New on MyHeritage: Find family members in your email address books
We are happy to introduce our new "Find your family" feature.

It makes finding and adding people to your Family Site easier, by letting you check for family members in pretty much any email address book that you're using on the Web.
The site understands and shows you who from your email address books is already a MyHeritage member or even in your Family Tree, and then allows you to send invitations to these people.
In case you are wondering, we won't store your password or login information for any webmail you are using. So the service is very safe.
Just go to the "Find your family" option in your Family Site home page. There you can
import contacts and emails from your Gmail, Hotmail or Yahoo accounts and many other important email providers on the Web, as well as from the email software Microsoft Outlook.

Or you can invite more people manually, including their name and email address, as you do when you include a person directly into your family tree.
Family is about people, right? That's why we're happy about this feature, because it will help you to start inviting your closest ones, already in contact with you in other ways, to participate actively in making your family tree grow.
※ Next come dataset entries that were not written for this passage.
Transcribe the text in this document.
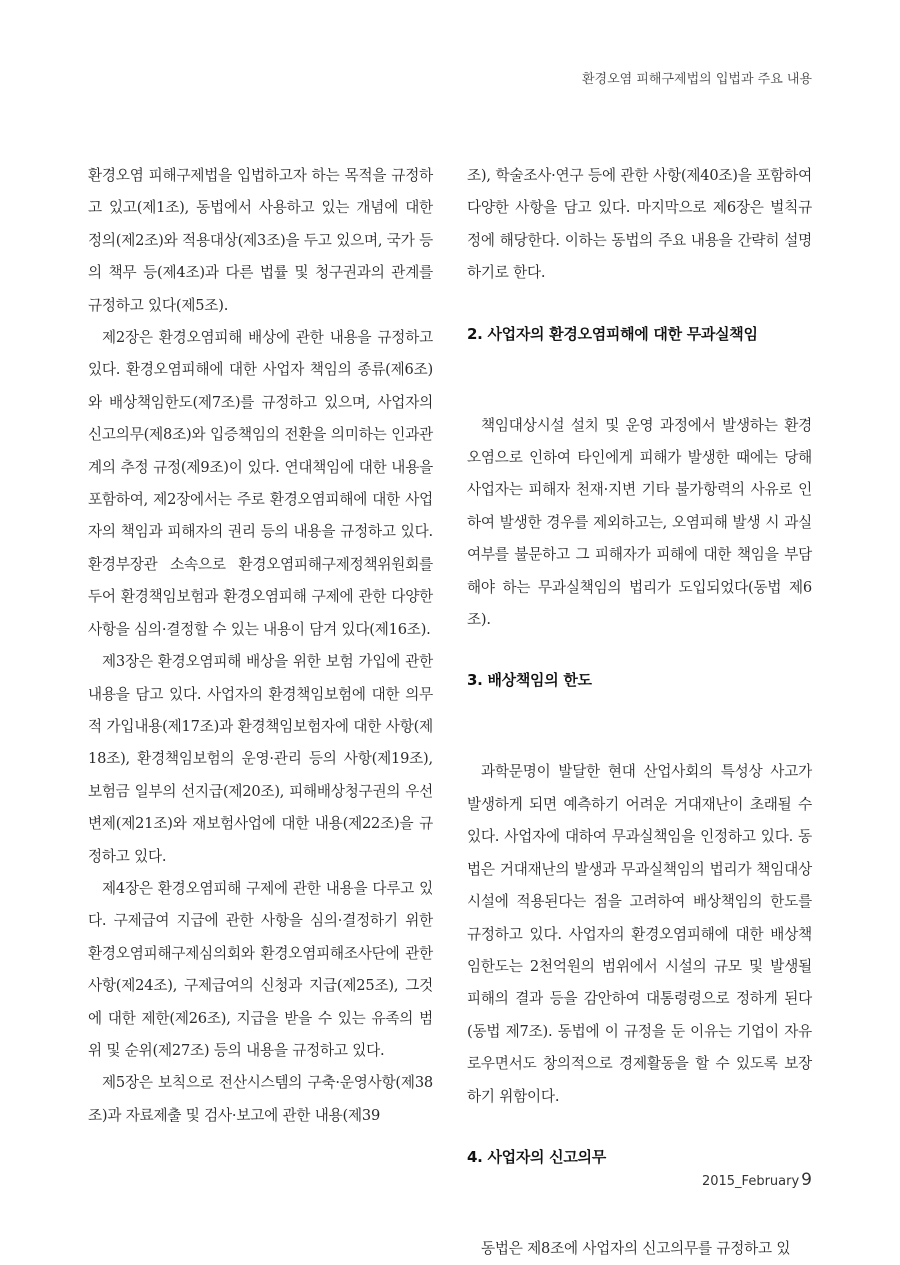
환경오염 피해구제법의 입법과 주요 내용

환경오염 피해구제법을 입법하고자 하는 목적을 규정하고 있고(제1조), 동법에서 사용하고 있는 개념에 대한 정의(제2조)와 적용대상(제3조)을 두고 있으며, 국가 등의 책무 등(제4조)과 다른 법률 및 청구권과의 관계를 규정하고 있다(제5조).

제2장은 환경오염피해 배상에 관한 내용을 규정하고 있다. 환경오염피해에 대한 사업자 책임의 종류(제6조)와 배상책임한도(제7조)를 규정하고 있으며, 사업자의 신고의무(제8조)와 입증책임의 전환을 의미하는 인과관계의 추정 규정(제9조)이 있다. 연대책임에 대한 내용을 포함하여, 제2장에서는 주로 환경오염피해에 대한 사업자의 책임과 피해자의 권리 등의 내용을 규정하고 있다. 환경부장관 소속으로 환경오염피해구제정책위원회를 두어 환경책임보험과 환경오염피해 구제에 관한 다양한 사항을 심의·결정할 수 있는 내용이 담겨 있다(제16조).

제3장은 환경오염피해 배상을 위한 보험 가입에 관한 내용을 담고 있다. 사업자의 환경책임보험에 대한 의무적 가입내용(제17조)과 환경책임보험자에 대한 사항(제18조), 환경책임보험의 운영·관리 등의 사항(제19조), 보험금 일부의 선지급(제20조), 피해배상청구권의 우선 변제(제21조)와 재보험사업에 대한 내용(제22조)을 규정하고 있다.

제4장은 환경오염피해 구제에 관한 내용을 다루고 있다. 구제급여 지급에 관한 사항을 심의·결정하기 위한 환경오염피해구제심의회와 환경오염피해조사단에 관한 사항(제24조), 구제급여의 신청과 지급(제25조), 그것에 대한 제한(제26조), 지급을 받을 수 있는 유족의 범위 및 순위(제27조) 등의 내용을 규정하고 있다.

제5장은 보칙으로 전산시스템의 구축·운영사항(제38조)과 자료제출 및 검사·보고에 관한 내용(제39

조), 학술조사·연구 등에 관한 사항(제40조)을 포함하여 다양한 사항을 담고 있다. 마지막으로 제6장은 벌칙규정에 해당한다. 이하는 동법의 주요 내용을 간략히 설명하기로 한다.

2. 사업자의 환경오염피해에 대한 무과실책임

책임대상시설 설치 및 운영 과정에서 발생하는 환경오염으로 인하여 타인에게 피해가 발생한 때에는 당해 사업자는 피해자 천재·지변 기타 불가항력의 사유로 인하여 발생한 경우를 제외하고는, 오염피해 발생 시 과실여부를 불문하고 그 피해자가 피해에 대한 책임을 부담해야 하는 무과실책임의 법리가 도입되었다(동법 제6조).

3. 배상책임의 한도

과학문명이 발달한 현대 산업사회의 특성상 사고가 발생하게 되면 예측하기 어려운 거대재난이 초래될 수 있다. 사업자에 대하여 무과실책임을 인정하고 있다. 동 법은 거대재난의 발생과 무과실책임의 법리가 책임대상시설에 적용된다는 점을 고려하여 배상책임의 한도를 규정하고 있다. 사업자의 환경오염피해에 대한 배상책임한도는 2천억원의 범위에서 시설의 규모 및 발생될 피해의 결과 등을 감안하여 대통령령으로 정하게 된다(동법 제7조). 동법에 이 규정을 둔 이유는 기업이 자유로우면서도 창의적으로 경제활동을 할 수 있도록 보장하기 위함이다.

4. 사업자의 신고의무

동법은 제8조에 사업자의 신고의무를 규정하고 있

2015_February 9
Finally, my own personal experience with this feature is also worth telling:
When I was trying it myself to write this post, I uploaded some email address from my Hotmail account and sent a few invitations to some relatives in my tree whom I hadn't formally invited before. One of them, my nephew, happened to be online at the same time. Right in front of my eyes he started to upload photos I've never seen of my family, editing profiles and building his father's branch of the tree. The tree got reshaped within minutes due to his collaboration. We exchanged a few emails on MyHeritage and caught up with what was going on in each other's lives. He's 15.000 km away, as the rest of my family is. It's funny because with a few fast clicks, I felt at home.